I would prefer as much as possible, the only field that should contain information that is sensitive is fa_description
The current toolserver view seems to be everything but fa_description and fa_sha1.
mysql> describe filearchive;
---------------------- -------------------------------------------------------------------------------------------------------- ------ ----- --------- -------
Field | Type | Null | Key | Default | Extra |
---------------------- -------------------------------------------------------------------------------------------------------- ------ ----- --------- -------
fa_id | int(11) | NO | 0 | ||
fa_name | varbinary(255) | NO | |||
fa_archive_name | varbinary(255) | YES | |||
fa_storage_group | varbinary(16) | YES | NULL | ||
fa_storage_key | varbinary(64) | YES | |||
fa_deleted_user | int(11) | YES | NULL | ||
fa_deleted_timestamp | varbinary(14) | YES | |||
fa_deleted_reason | blob | YES | NULL | ||
fa_size | int(8) unsigned | YES | 0 | ||
fa_width | int(5) | YES | 0 | ||
fa_height | int(5) | YES | 0 | ||
fa_metadata | mediumblob | YES | NULL | ||
fa_bits | int(3) | YES | 0 | ||
fa_media_type | enum('UNKNOWN','BITMAP','DRAWING','AUDIO','VIDEO','MULTIMEDIA','OFFICE','TEXT','EXECUTABLE','ARCHIVE') | YES | NULL | ||
fa_major_mime | enum('unknown','application','audio','image','text','video','message','model','multipart') | YES | unknown | ||
fa_minor_mime | varbinary(32) | YES | unknown | ||
fa_user | int(5) unsigned | YES | 0 | ||
fa_user_text | varbinary(255) | YES | |||
fa_timestamp | varbinary(14) | YES | |||
fa_deleted | tinyint(1) unsigned | NO | 0 | ||
---------------------- -------------------------------------------------------------------------------------------------------- ------ ----- --------- -------
20 rows in set (0.00 sec)
I know we've seen crazy things be put in filenames before - is that oversightable? Otherwise, agree that fa_sha1 should not be problematic.

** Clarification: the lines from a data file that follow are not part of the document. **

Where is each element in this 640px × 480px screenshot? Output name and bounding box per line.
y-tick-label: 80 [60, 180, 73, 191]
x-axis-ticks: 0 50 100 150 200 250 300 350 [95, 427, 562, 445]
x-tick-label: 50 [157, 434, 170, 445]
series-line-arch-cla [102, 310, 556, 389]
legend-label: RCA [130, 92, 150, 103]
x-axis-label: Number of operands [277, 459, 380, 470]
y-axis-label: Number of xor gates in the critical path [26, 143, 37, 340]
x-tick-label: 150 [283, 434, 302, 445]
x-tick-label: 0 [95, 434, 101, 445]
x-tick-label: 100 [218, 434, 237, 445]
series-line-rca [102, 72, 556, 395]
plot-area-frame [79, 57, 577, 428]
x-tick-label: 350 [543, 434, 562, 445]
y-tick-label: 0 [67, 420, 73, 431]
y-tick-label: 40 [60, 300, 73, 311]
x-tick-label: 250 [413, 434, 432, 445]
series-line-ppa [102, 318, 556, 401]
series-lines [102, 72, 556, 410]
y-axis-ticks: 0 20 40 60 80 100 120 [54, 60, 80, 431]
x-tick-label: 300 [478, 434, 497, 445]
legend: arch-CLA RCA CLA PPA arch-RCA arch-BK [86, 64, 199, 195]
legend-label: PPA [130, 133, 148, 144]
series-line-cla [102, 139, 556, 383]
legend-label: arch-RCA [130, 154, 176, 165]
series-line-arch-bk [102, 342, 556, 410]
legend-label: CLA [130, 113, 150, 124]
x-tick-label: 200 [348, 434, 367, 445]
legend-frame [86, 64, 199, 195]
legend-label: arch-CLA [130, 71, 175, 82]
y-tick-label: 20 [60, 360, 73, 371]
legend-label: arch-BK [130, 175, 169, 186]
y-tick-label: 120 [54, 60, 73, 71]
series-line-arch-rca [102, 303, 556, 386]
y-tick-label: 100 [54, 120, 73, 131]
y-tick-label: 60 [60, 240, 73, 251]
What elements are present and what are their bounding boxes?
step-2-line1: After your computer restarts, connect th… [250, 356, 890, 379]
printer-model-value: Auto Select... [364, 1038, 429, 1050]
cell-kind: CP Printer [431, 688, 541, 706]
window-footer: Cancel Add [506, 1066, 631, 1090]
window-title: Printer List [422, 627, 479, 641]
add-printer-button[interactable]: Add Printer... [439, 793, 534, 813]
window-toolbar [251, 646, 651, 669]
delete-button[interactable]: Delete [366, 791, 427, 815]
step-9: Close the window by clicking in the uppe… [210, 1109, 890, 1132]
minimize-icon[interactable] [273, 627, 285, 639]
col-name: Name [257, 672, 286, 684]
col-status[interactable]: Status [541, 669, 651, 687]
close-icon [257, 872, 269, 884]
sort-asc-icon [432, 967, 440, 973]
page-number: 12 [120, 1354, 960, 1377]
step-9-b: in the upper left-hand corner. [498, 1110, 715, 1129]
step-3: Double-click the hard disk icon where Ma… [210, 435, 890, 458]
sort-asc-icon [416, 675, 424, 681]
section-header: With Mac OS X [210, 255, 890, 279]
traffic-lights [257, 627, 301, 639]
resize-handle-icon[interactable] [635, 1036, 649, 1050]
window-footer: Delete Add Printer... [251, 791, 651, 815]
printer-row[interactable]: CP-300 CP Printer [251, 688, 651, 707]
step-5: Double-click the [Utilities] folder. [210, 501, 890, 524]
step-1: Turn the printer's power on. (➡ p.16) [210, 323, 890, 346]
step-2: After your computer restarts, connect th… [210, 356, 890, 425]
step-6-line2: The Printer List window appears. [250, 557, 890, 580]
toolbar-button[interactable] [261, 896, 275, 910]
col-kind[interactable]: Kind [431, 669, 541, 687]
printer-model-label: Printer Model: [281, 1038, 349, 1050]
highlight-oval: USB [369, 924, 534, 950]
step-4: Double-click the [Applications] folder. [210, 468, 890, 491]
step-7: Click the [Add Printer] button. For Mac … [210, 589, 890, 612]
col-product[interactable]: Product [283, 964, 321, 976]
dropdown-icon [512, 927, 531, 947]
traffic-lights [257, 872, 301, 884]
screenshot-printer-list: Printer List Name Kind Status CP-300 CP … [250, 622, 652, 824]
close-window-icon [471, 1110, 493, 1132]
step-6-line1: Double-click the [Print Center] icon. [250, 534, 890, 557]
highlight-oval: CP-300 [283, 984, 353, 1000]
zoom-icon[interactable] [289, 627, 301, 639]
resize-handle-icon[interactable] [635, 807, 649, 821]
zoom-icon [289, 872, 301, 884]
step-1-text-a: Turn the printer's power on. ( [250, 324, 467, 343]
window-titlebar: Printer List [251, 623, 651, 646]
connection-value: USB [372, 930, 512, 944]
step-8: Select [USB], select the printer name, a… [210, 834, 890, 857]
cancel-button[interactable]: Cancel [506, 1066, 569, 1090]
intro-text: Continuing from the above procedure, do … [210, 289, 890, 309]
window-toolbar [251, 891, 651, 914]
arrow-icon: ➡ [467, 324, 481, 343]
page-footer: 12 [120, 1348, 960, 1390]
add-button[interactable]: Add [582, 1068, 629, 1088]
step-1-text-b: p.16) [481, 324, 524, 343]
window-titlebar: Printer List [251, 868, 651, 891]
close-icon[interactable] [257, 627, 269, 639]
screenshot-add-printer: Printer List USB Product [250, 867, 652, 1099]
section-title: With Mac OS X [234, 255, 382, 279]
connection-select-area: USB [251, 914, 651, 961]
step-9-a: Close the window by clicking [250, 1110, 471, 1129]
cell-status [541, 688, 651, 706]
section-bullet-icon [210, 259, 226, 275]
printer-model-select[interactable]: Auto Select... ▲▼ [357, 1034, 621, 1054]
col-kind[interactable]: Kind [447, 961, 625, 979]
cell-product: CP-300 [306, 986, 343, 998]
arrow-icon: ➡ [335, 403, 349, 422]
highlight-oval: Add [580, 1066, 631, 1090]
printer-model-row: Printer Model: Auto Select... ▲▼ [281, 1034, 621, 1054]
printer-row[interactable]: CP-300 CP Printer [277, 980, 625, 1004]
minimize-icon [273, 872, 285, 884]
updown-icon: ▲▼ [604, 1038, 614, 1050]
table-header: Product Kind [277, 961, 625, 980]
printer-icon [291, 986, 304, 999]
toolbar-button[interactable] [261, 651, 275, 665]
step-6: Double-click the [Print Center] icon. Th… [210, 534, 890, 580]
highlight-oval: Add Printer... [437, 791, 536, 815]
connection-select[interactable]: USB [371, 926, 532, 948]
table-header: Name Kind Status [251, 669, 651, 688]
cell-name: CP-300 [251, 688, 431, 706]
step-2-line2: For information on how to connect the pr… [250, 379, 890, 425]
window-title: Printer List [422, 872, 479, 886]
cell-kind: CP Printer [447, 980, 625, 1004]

Oversight no longer exists, but pretty much anything can be rev_del'ed if that is what you are referring to. However I have never seen a case of a file name being problematic.
I think it was James who told me that there have been crazy file names in the past, but that may be a fever dream - James?
With regards fa_description: is that normally publicly visible? I.e., would sensitive information in it be rev_del'd as part of normal site moderation/oversight? Because with other sensitive fields, one option is to simply respect revdel and keep it from being propagated.
There is, IMO, a plausible issue with the SHA but I don't know whether it is relevant for legal: its primary use case is (of course) to note files which have been previously uploaded then deleted, but it therefore necessarily allows any third party to determine whether any specific file they have the hash to has been uploaded in the past.
Could this be used by, say, a government agency to find who uploaded some files that they were displeased with?
At best they could tell that some file with the same /name/ existed; the SHA will confirm content. AFAIK, uploading doesn't check against deleted files' SHAs.
I(In reply to Marc A. Pelletier from comment #11)
At best they could tell that some file with the same /name/ existed; the SHA
will confirm content. AFAIK, uploading doesn't check against deleted files'
SHAs.
I may be wrong but I believe it does (and tells you that the same file is uploaded at X and I 'think' that one was deleted before though I'd have to double check that.
(In reply to Marc A. Pelletier from comment #11)
AFAIK, uploading doesn't check against deleted files' SHAs.
It does. And it tells you the title. From the title, look up the (public) logs and you have that user.